Kickoff, Tuesday 9:00. Marta scans the slide, then asks, “So what exactly ships in v1?” Heads tilt. Someone opens a blank wiki page. The churn warms up.
Suzanne and James Robertson’s Mastering the Requirements Process (3rd ed.) offers the antidote. It packages the Volere approach as a flexible toolkit of processes, templates, and artifacts, enabling teams to discover the real problem, partition the work around external events, and make every requirement measurable. This review is for analysts, product teams, and stakeholders who want rigor without ceremony and objective acceptance.
The Core Mindset: Value, Testability, and Evidence
Volere opens with pragmatic truths:
Stakeholders won’t hand you “the answer”.
An orderly but adaptable process beats improvisation.

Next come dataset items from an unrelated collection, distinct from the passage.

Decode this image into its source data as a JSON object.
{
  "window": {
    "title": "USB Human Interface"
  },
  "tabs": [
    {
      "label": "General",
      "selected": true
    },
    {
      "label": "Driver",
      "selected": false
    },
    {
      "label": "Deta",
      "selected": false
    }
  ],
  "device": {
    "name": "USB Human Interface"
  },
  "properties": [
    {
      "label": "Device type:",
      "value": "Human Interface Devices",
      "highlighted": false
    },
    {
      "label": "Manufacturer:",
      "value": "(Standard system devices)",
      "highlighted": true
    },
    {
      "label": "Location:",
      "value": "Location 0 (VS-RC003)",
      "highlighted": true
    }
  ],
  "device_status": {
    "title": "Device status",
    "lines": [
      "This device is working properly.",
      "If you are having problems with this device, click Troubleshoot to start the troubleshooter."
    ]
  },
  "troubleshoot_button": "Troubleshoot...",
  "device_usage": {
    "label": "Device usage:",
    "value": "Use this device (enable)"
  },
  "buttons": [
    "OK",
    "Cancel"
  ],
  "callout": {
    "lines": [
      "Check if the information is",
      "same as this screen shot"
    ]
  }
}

Iteration doesn’t excuse not understanding.
Anything unmeasurable isn’t a requirement.
You’ll convert events → BUCs → PUCs → testable requirements.
Two tiny fields do heavy lifting:
Fit criterion = the measurement that proves a requirement is satisfied.
Rationale = the “why” behind the requirement.
Together, they anchor decisions to value and testability from day one. When every item carries a fit criterion and rationale, reviews speed up, “done” stops being negotiable, and acceptance turns into numbers, not hand‑waving.